Die Kamera bewegt sich vor Leatherface zurück, der ebenfalls mehr im Schatten zu sehen ist.
In einer Totalen wird Pam durch die Tür getragen, aus der Leatherface gekommen ist (und aus der wir ihn schon zuvor haben kommen sehen, als er Kirk angegriffen hat). Man beachte, wie die an der Wand hängenden Felle die Proportionen im Bild verändern – das Haus wirkt dadurch viel größer (was durch die rechts im Bild nach oben führende Treppe gefühlsmäßig noch verstärkt wird).
Der groß im Vordergrund prangende Fleischerhaken läßt uns Pams Schicksal schon im Vorfeld erahnen. Leatherface zerrt sie aus dem Dunkel heraus in Richtung des Hakens.
Jetzt befinden wir uns hinter Leatherface. Pam ist kurz zu sehen, wie sie nach links auszubrechen versucht. Leatherface trägt sie bis zum Haken und hebt sie dann hoch.
Für einen kurzen Moment wird nochmal zu der vorigen Einstellung zurückgeschnitten. Das Bild des Hakens und der direkt davor befindliche nackte Rücken von Pam schaffen eine sehr schmerzhafte Erwartungshaltung.
Leatherface hängt Pam auf den Haken; sie bewegt sich mit einem Ruck ein kurzes Stück nach unten. Man beachte, daß keinerlei Wunde oder Einstich zu sehen ist – der wird durch die Bewegung und durch das zuvor nochmal hineingeschnittene Bild des Hakens hinreichend suggeriert. Im Vordergrund sehen wir einen liegenden Körper – vermutlich Kirk.
Pam schreit und versucht hilflos, nach oben an den Haken zu greifen, an dem sie hängt. Das hinter ihr an der Wand befindliche Blut dürfte übrigens nicht ihres sein – es ist auch schon in der vorigen Einstellung zu sehen, daß die Wand Blutflecken hat.
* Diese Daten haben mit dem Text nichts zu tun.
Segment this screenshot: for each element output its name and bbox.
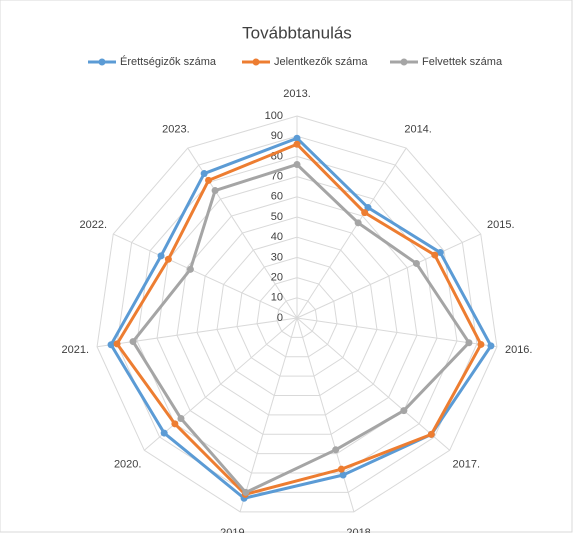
spoke	[296, 147, 407, 319]
marker	[465, 339, 473, 347]
spoke	[296, 317, 355, 512]
r-tick-label: 70	[271, 171, 283, 183]
grid-ring	[276, 297, 318, 338]
r-tick-label: 10	[271, 292, 283, 304]
marker	[293, 134, 301, 142]
series-line	[115, 142, 483, 496]
marker	[431, 251, 439, 259]
r-tick-label: 90	[271, 130, 283, 142]
marker	[242, 488, 250, 496]
marker	[400, 407, 408, 415]
r-tick-label: 50	[271, 211, 283, 223]
spoke	[113, 233, 298, 319]
legend-marker	[252, 58, 260, 66]
marker	[171, 420, 179, 428]
legend-label: Felvettek száma	[422, 56, 503, 68]
marker	[361, 209, 369, 217]
marker	[177, 415, 185, 423]
marker	[332, 446, 340, 454]
grid-ring	[96, 115, 498, 513]
marker	[337, 465, 345, 473]
grid-ring	[256, 277, 338, 358]
marker	[164, 255, 172, 263]
spoke	[296, 233, 481, 319]
grid-ring	[156, 176, 438, 455]
marker	[205, 176, 213, 184]
category-label: 2021.	[62, 344, 90, 356]
spoke	[296, 317, 498, 348]
r-tick-label: 60	[271, 191, 283, 203]
category-label: 2015.	[487, 219, 515, 231]
category-label: 2016.	[505, 344, 533, 356]
marker	[293, 160, 301, 168]
r-tick-label: 20	[271, 272, 283, 284]
marker	[160, 429, 168, 437]
series-line	[109, 136, 493, 500]
marker	[211, 187, 219, 195]
marker	[477, 340, 485, 348]
r-tick-label: 0	[277, 312, 283, 324]
category-label: 2022.	[79, 219, 107, 231]
chart-title: Továbbtanulás	[242, 23, 352, 42]
marker	[157, 252, 165, 260]
marker	[427, 430, 435, 438]
grid-ring	[136, 155, 458, 474]
spoke	[239, 317, 298, 512]
marker	[364, 204, 372, 212]
legend-marker	[400, 58, 408, 66]
marker	[113, 340, 121, 348]
marker	[487, 342, 495, 350]
category-label: 2019.	[220, 527, 248, 533]
r-tick-label: 30	[271, 251, 283, 263]
category-label: 2023.	[162, 123, 190, 135]
r-tick-label: 100	[265, 110, 283, 122]
marker	[200, 170, 208, 178]
marker	[436, 249, 444, 257]
legend-label: Jelentkezők száma	[274, 56, 368, 68]
category-label: 2014.	[404, 123, 432, 135]
grid-ring	[196, 216, 398, 416]
grid-ring	[216, 236, 378, 397]
grid-ring	[236, 256, 358, 377]
r-tick-label: 40	[271, 231, 283, 243]
legend-label: Érettségizők száma	[120, 55, 217, 68]
series-line	[131, 162, 471, 494]
spoke	[144, 317, 298, 451]
legend-marker	[98, 58, 106, 66]
marker	[129, 338, 137, 346]
category-label: 2018.	[346, 527, 374, 533]
marker	[339, 471, 347, 479]
spoke	[296, 317, 450, 451]
marker	[354, 219, 362, 227]
marker	[293, 140, 301, 148]
grid-ring	[116, 135, 478, 493]
category-label: 2017.	[453, 459, 481, 471]
category-label: 2020.	[114, 459, 142, 471]
marker	[107, 341, 115, 349]
marker	[412, 259, 420, 267]
category-label: 2013.	[283, 88, 311, 100]
marker	[186, 265, 194, 273]
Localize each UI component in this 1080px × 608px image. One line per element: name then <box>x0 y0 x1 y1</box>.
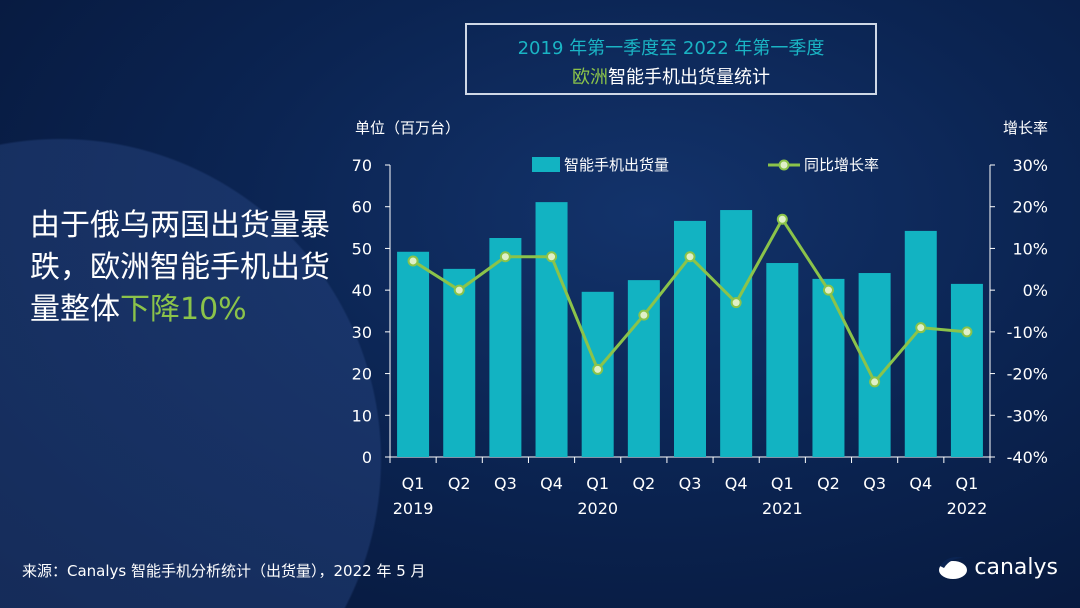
title-line2: 欧洲智能手机出货量统计 <box>467 63 875 89</box>
y2-axis-label: 增长率 <box>1003 119 1048 137</box>
x-tick-label: Q2 <box>817 474 840 493</box>
y-tick-label: 60 <box>352 198 372 217</box>
bar <box>904 230 937 457</box>
x-year-label: 2020 <box>577 499 618 518</box>
bar <box>858 273 891 457</box>
bar <box>812 278 845 457</box>
growth-point <box>776 213 788 225</box>
growth-point <box>592 363 604 375</box>
bar <box>397 251 430 457</box>
x-tick-label: Q4 <box>725 474 748 493</box>
legend-line-marker <box>778 159 790 171</box>
title-rest: 智能手机出货量统计 <box>608 67 770 88</box>
source-note: 来源：Canalys 智能手机分析统计（出货量），2022 年 5 月 <box>22 562 426 580</box>
growth-point <box>730 297 742 309</box>
y-tick-label: 50 <box>352 239 372 258</box>
y2-tick-label: 10% <box>1012 239 1048 258</box>
growth-point <box>869 376 881 388</box>
bar <box>443 268 476 457</box>
growth-point <box>407 255 419 267</box>
y-tick-label: 10 <box>352 406 372 425</box>
y-tick-label: 0 <box>362 448 372 467</box>
y2-tick-label: 20% <box>1012 198 1048 217</box>
y2-tick-label: -40% <box>1007 448 1048 467</box>
x-tick-label: Q1 <box>771 474 794 493</box>
x-year-label: 2019 <box>393 499 434 518</box>
y-axis-label: 单位（百万台） <box>355 119 460 137</box>
canalys-logo: canalys <box>938 554 1058 580</box>
x-tick-label: Q2 <box>448 474 471 493</box>
x-tick-label: Q4 <box>540 474 563 493</box>
logo-text: canalys <box>974 554 1058 580</box>
growth-point <box>915 322 927 334</box>
bar <box>489 238 522 457</box>
growth-point <box>822 284 834 296</box>
bar <box>627 280 660 457</box>
x-tick-label: Q1 <box>956 474 979 493</box>
bar <box>766 263 799 457</box>
title-highlight: 欧洲 <box>572 67 608 88</box>
x-tick-label: Q3 <box>679 474 702 493</box>
x-tick-label: Q2 <box>632 474 655 493</box>
x-tick-label: Q4 <box>909 474 932 493</box>
bar <box>950 283 983 457</box>
title-line1: 2019 年第一季度至 2022 年第一季度 <box>517 38 825 59</box>
y2-tick-label: -30% <box>1007 406 1048 425</box>
x-tick-label: Q1 <box>586 474 609 493</box>
x-year-label: 2021 <box>762 499 803 518</box>
y2-tick-label: 0% <box>1023 281 1048 300</box>
headline: 由于俄乌两国出货量暴跌，欧洲智能手机出货量整体下降10% <box>30 205 330 331</box>
canalys-logo-icon <box>939 557 968 579</box>
growth-point <box>546 251 558 263</box>
growth-point <box>499 251 511 263</box>
x-year-label: 2022 <box>947 499 988 518</box>
x-tick-label: Q1 <box>402 474 425 493</box>
growth-point <box>638 309 650 321</box>
x-tick-label: Q3 <box>494 474 517 493</box>
headline-highlight: 下降10% <box>120 292 247 327</box>
growth-point <box>684 251 696 263</box>
y-tick-label: 20 <box>352 365 372 384</box>
y2-tick-label: -20% <box>1007 365 1048 384</box>
y2-tick-label: -10% <box>1007 323 1048 342</box>
y-tick-label: 40 <box>352 281 372 300</box>
y-tick-label: 30 <box>352 323 372 342</box>
legend-bar-swatch <box>532 157 560 172</box>
headline-text: 由于俄乌两国出货量暴跌，欧洲智能手机出货量整体 <box>30 208 330 327</box>
growth-point <box>453 284 465 296</box>
bar <box>720 210 753 457</box>
legend-bar-label: 智能手机出货量 <box>564 156 669 174</box>
bar <box>535 202 568 457</box>
legend-line-label: 同比增长率 <box>804 156 879 174</box>
y2-tick-label: 30% <box>1012 156 1048 175</box>
growth-point <box>961 326 973 338</box>
chart-title-box: 2019 年第一季度至 2022 年第一季度 欧洲智能手机出货量统计 <box>465 23 877 95</box>
x-tick-label: Q3 <box>863 474 886 493</box>
y-tick-label: 70 <box>352 156 372 175</box>
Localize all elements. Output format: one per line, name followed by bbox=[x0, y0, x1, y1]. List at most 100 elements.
Dennoch wirkt dieses Detail der grausigen Vorstellung weiter auf die Sprünge.
In der zuvor schon verwendeten Einstellung kümmert sich Leatherface um den im Vordergrund liegenden Körper, bevor er nach links in Richtung des Fensters geht.
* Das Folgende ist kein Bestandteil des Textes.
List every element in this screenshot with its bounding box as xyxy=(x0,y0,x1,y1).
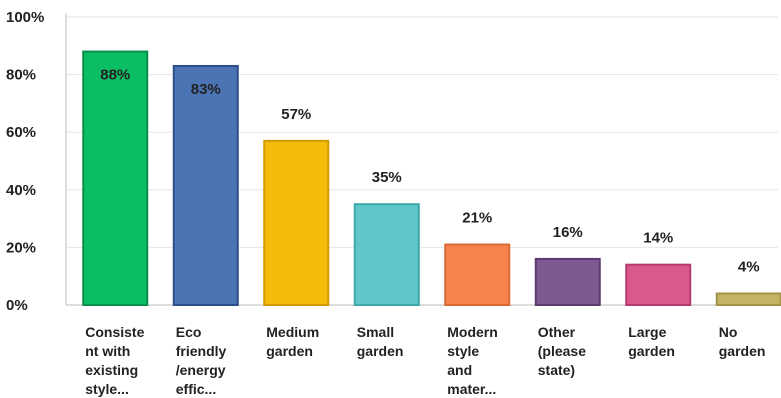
data-label: 83% xyxy=(191,81,221,98)
x-tick-label: Consiste nt with existing style... xyxy=(85,324,144,397)
data-label: 57% xyxy=(281,106,311,123)
data-label: 4% xyxy=(738,258,760,275)
y-tick-label: 40% xyxy=(6,182,36,199)
bar xyxy=(82,50,149,307)
data-label: 16% xyxy=(553,224,583,241)
y-tick-label: 100% xyxy=(6,9,44,26)
y-tick-label: 20% xyxy=(6,239,36,256)
bar xyxy=(444,243,511,307)
x-tick-label: Other (please state) xyxy=(538,324,586,378)
bar xyxy=(534,257,601,307)
y-tick-label: 60% xyxy=(6,124,36,141)
x-tick-label: Small garden xyxy=(357,324,404,359)
bar xyxy=(715,292,781,307)
data-label: 35% xyxy=(372,169,402,186)
x-tick-label: Eco friendly/energy effic... xyxy=(176,324,227,397)
bar xyxy=(172,64,239,306)
y-tick-label: 80% xyxy=(6,67,36,84)
y-tick-label: 0% xyxy=(6,297,28,314)
x-tick-label: Modern style and mater... xyxy=(447,324,498,397)
bar xyxy=(353,203,420,306)
bar xyxy=(263,139,330,306)
data-label: 88% xyxy=(100,67,130,84)
bar xyxy=(625,263,692,306)
x-tick-label: No garden xyxy=(719,324,766,359)
x-tick-label: Medium garden xyxy=(266,324,319,359)
data-label: 21% xyxy=(462,210,492,227)
data-label: 14% xyxy=(643,230,673,247)
x-tick-label: Large garden xyxy=(628,324,675,359)
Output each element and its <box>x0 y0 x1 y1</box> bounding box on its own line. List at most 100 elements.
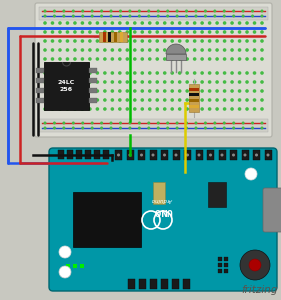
Circle shape <box>209 154 212 157</box>
Circle shape <box>242 122 245 124</box>
Circle shape <box>170 98 174 102</box>
Bar <box>120 32 123 42</box>
Bar <box>189 105 199 108</box>
Circle shape <box>238 39 241 43</box>
Circle shape <box>73 48 77 52</box>
Bar <box>115 150 122 160</box>
Circle shape <box>81 21 84 25</box>
Bar <box>103 32 106 42</box>
Circle shape <box>208 71 211 75</box>
Circle shape <box>66 89 69 93</box>
Circle shape <box>240 250 270 280</box>
Circle shape <box>119 10 122 13</box>
Circle shape <box>185 48 189 52</box>
Circle shape <box>43 48 47 52</box>
Circle shape <box>151 154 155 157</box>
Circle shape <box>133 21 137 25</box>
Circle shape <box>133 48 137 52</box>
Circle shape <box>133 39 137 43</box>
Circle shape <box>59 246 71 258</box>
Circle shape <box>157 14 160 17</box>
Circle shape <box>170 39 174 43</box>
Circle shape <box>73 80 77 84</box>
Circle shape <box>81 30 84 34</box>
Circle shape <box>73 89 77 93</box>
Circle shape <box>223 39 226 43</box>
Circle shape <box>66 57 69 61</box>
Circle shape <box>245 98 249 102</box>
Circle shape <box>126 89 129 93</box>
Circle shape <box>73 107 77 111</box>
Circle shape <box>163 80 167 84</box>
Circle shape <box>251 122 254 124</box>
Circle shape <box>200 21 204 25</box>
Circle shape <box>58 39 62 43</box>
Circle shape <box>100 10 103 13</box>
Circle shape <box>140 30 144 34</box>
Circle shape <box>128 14 132 17</box>
Circle shape <box>230 39 234 43</box>
Circle shape <box>133 89 137 93</box>
Circle shape <box>103 89 107 93</box>
Circle shape <box>223 14 226 17</box>
Circle shape <box>244 154 246 157</box>
Circle shape <box>185 14 188 17</box>
Circle shape <box>193 107 196 111</box>
Circle shape <box>155 71 159 75</box>
Circle shape <box>91 14 94 17</box>
Circle shape <box>73 21 77 25</box>
Circle shape <box>81 122 84 124</box>
Wedge shape <box>166 44 186 54</box>
Circle shape <box>260 30 264 34</box>
Circle shape <box>96 98 99 102</box>
Circle shape <box>155 30 159 34</box>
Circle shape <box>103 98 107 102</box>
Circle shape <box>185 21 189 25</box>
Circle shape <box>193 80 196 84</box>
Circle shape <box>43 80 47 84</box>
Circle shape <box>178 57 182 61</box>
Bar <box>173 150 180 160</box>
Circle shape <box>194 14 198 17</box>
Circle shape <box>245 48 249 52</box>
Circle shape <box>242 14 245 17</box>
Circle shape <box>260 122 264 124</box>
Circle shape <box>96 21 99 25</box>
Circle shape <box>245 39 249 43</box>
Circle shape <box>208 39 211 43</box>
Circle shape <box>213 122 216 124</box>
Circle shape <box>81 10 84 13</box>
Text: 24LC
256: 24LC 256 <box>58 80 75 92</box>
Circle shape <box>193 39 196 43</box>
Circle shape <box>51 21 54 25</box>
Circle shape <box>170 48 174 52</box>
Circle shape <box>185 39 189 43</box>
Circle shape <box>260 107 264 111</box>
Circle shape <box>148 30 151 34</box>
Circle shape <box>186 154 189 157</box>
Bar <box>89 88 97 93</box>
Circle shape <box>157 122 160 124</box>
Circle shape <box>88 57 92 61</box>
Circle shape <box>155 39 159 43</box>
Circle shape <box>230 71 234 75</box>
Bar <box>161 279 168 289</box>
Circle shape <box>155 89 159 93</box>
Circle shape <box>58 48 62 52</box>
Circle shape <box>170 107 174 111</box>
Circle shape <box>138 122 141 124</box>
Circle shape <box>253 57 256 61</box>
Circle shape <box>110 127 113 130</box>
Circle shape <box>103 48 107 52</box>
Circle shape <box>200 89 204 93</box>
Circle shape <box>91 122 94 124</box>
Circle shape <box>223 57 226 61</box>
Circle shape <box>140 107 144 111</box>
Circle shape <box>238 107 241 111</box>
Circle shape <box>128 127 132 130</box>
Circle shape <box>96 89 99 93</box>
Bar <box>36 98 44 103</box>
Circle shape <box>163 98 167 102</box>
Circle shape <box>238 71 241 75</box>
Circle shape <box>133 71 137 75</box>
Leatherface ist zuerst von hinten mittig im Bild zu sehen, bewegt sich dann nach links und wirft eine Art Gabel in die Spüle. Dann nimmt er die daneben liegende Kettensäge und wirft sie an. Die Kamera zoomt dabei langsam auf die Kettensäge – auch das lenkt unsere Gedanken weiter in die „richtige“ Richtung.
Die einzige Einstellung, in der tatsächlich zu sehen ist, daß Pam in der Luft hängt: Zuerst wird ein Eimer unter ihr gezeigt, über dem ihre Füße baumeln, dann schwenkt die Kamera nach oben und zeigt, wie sie weiter versucht, sich zu befreien. (Der „Schwebeeffekt“ wurde mit einer an den Oberschenkeln und dem Rücken befindlichen Vorrichtung erzielt.)
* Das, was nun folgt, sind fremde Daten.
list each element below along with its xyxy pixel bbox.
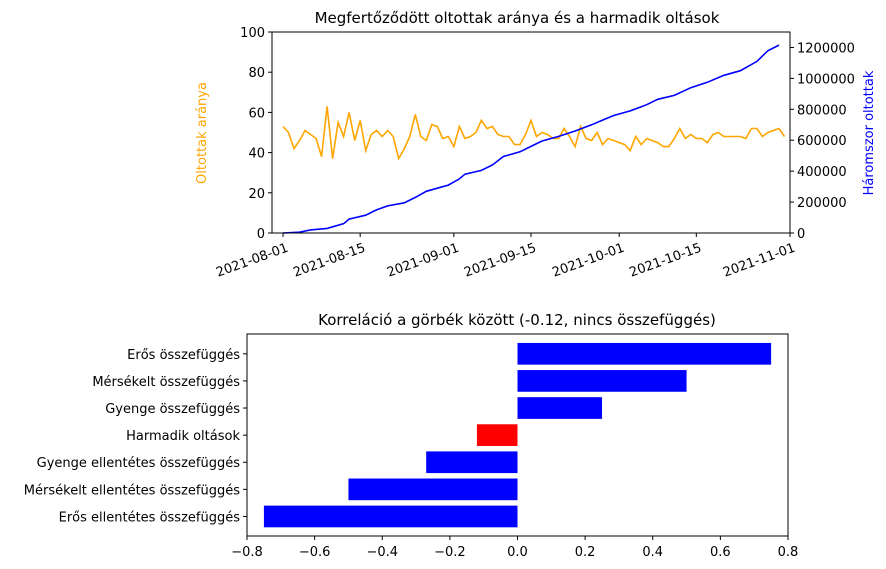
bar xyxy=(517,370,687,392)
bar-x-tick-label: 0.4 xyxy=(642,545,663,560)
bar-x-tick-label: 0.8 xyxy=(778,545,799,560)
left-y-tick-label: 20 xyxy=(248,187,265,202)
right-y-tick-label: 0 xyxy=(797,227,805,242)
bar-category-label: Erős ellentétes összefüggés xyxy=(59,510,241,525)
line-chart: Megfertőződött oltottak aránya és a harm… xyxy=(195,9,877,281)
bar-x-tick-label: −0.8 xyxy=(231,545,263,560)
x-tick-label: 2021-08-15 xyxy=(291,241,367,281)
x-tick-label: 2021-10-15 xyxy=(628,241,704,281)
bar-x-tick-label: 0.6 xyxy=(710,545,731,560)
right-y-tick-label: 200000 xyxy=(797,196,847,211)
bar-category-label: Mérsékelt összefüggés xyxy=(92,375,240,390)
x-tick-label: 2021-10-01 xyxy=(550,241,626,281)
right-y-axis-label: Háromszor oltottak xyxy=(862,70,877,195)
left-y-tick-label: 80 xyxy=(248,66,265,81)
bar xyxy=(263,505,518,528)
bar-category-label: Erős összefüggés xyxy=(127,348,240,363)
bar-category-label: Gyenge összefüggés xyxy=(105,402,240,417)
bar-x-tick-label: −0.2 xyxy=(434,545,466,560)
bar xyxy=(348,478,518,501)
bar-category-label: Mérsékelt ellentétes összefüggés xyxy=(24,483,240,498)
bar-y-axis: Erős ellentétes összefüggés Mérsékelt ell… xyxy=(24,348,247,525)
bar xyxy=(517,342,772,365)
left-y-tick-label: 40 xyxy=(248,147,265,162)
x-tick-label: 2021-08-01 xyxy=(214,241,290,281)
left-y-axis: 0 20 40 60 80 100 xyxy=(240,26,272,242)
line-chart-series xyxy=(282,44,786,234)
left-y-axis-label: Oltottak aránya xyxy=(195,82,210,184)
right-y-axis: 0 200000 400000 600000 800000 1000000 1200000 xyxy=(790,41,855,242)
bar-x-tick-label: −0.4 xyxy=(366,545,398,560)
bar-category-label: Harmadik oltások xyxy=(126,429,240,444)
right-y-tick-label: 800000 xyxy=(797,103,847,118)
x-tick-label: 2021-09-15 xyxy=(462,241,538,281)
bar-chart-title: Korreláció a görbék között (-0.12, nincs… xyxy=(318,311,716,329)
bar-x-tick-label: 0.2 xyxy=(575,545,596,560)
x-axis: 2021-08-01 2021-08-15 2021-09-01 2021-09-15… xyxy=(214,233,797,281)
bar xyxy=(426,451,518,474)
left-y-tick-label: 60 xyxy=(248,106,265,121)
bar xyxy=(517,397,603,419)
line-chart-frame xyxy=(271,31,791,234)
left-series-line xyxy=(282,106,786,161)
left-y-tick-label: 0 xyxy=(257,227,265,242)
bar-x-axis: −0.8 −0.6 −0.4 −0.2 0.0 0.2 0.4 0.6 0.8 xyxy=(231,536,798,560)
left-y-tick-label: 100 xyxy=(240,26,265,41)
bar-chart: Korreláció a görbék között (-0.12, nincs… xyxy=(24,311,799,560)
right-y-tick-label: 400000 xyxy=(797,165,847,180)
bar-chart-bars xyxy=(263,342,772,528)
bar xyxy=(476,424,518,446)
right-y-tick-label: 1200000 xyxy=(797,41,855,56)
right-series-line xyxy=(282,44,780,234)
x-tick-label: 2021-09-01 xyxy=(385,241,461,281)
bar-category-label: Gyenge ellentétes összefüggés xyxy=(37,456,241,471)
right-y-tick-label: 600000 xyxy=(797,134,847,149)
right-y-tick-label: 1000000 xyxy=(797,72,855,87)
line-chart-title: Megfertőződött oltottak aránya és a harm… xyxy=(315,9,720,27)
bar-x-tick-label: 0.0 xyxy=(507,545,528,560)
bar-x-tick-label: −0.6 xyxy=(299,545,331,560)
x-tick-label: 2021-11-01 xyxy=(721,241,797,281)
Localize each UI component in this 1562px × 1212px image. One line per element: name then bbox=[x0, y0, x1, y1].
Leatherface hebt die Kettensäge hoch, hält sie wieder nach unten, dann wieder hoch. Er dreht sich und macht sich mit der Säge an dem (hier nicht sichtbaren) Körper zu schaffen. Die Kamera zoomt auf sein Gesicht – das durch das Gegenlicht fast vollständig im Schatten liegt.
Leatherface sägt an dem Körper – aber davon ist eigentlich nichts zu sehen. Der Kopf, den er hier wohl abtrennt, ist gar nicht zu sehen, und die Kettensäge ist auch größtenteils durch die Kameraperspektive (und den davor stehenden Fleischwolf) verdeckt.
Nochmal die Einstellung auf Leatherface, der kurz innehält, die Säge hochhält, und sich dann wieder herunterbeugt und weitermacht. Wieder wird auf sein Gesicht gezoomt, diesmal noch näher heran, und wieder befindet es sich großteils im Schatten.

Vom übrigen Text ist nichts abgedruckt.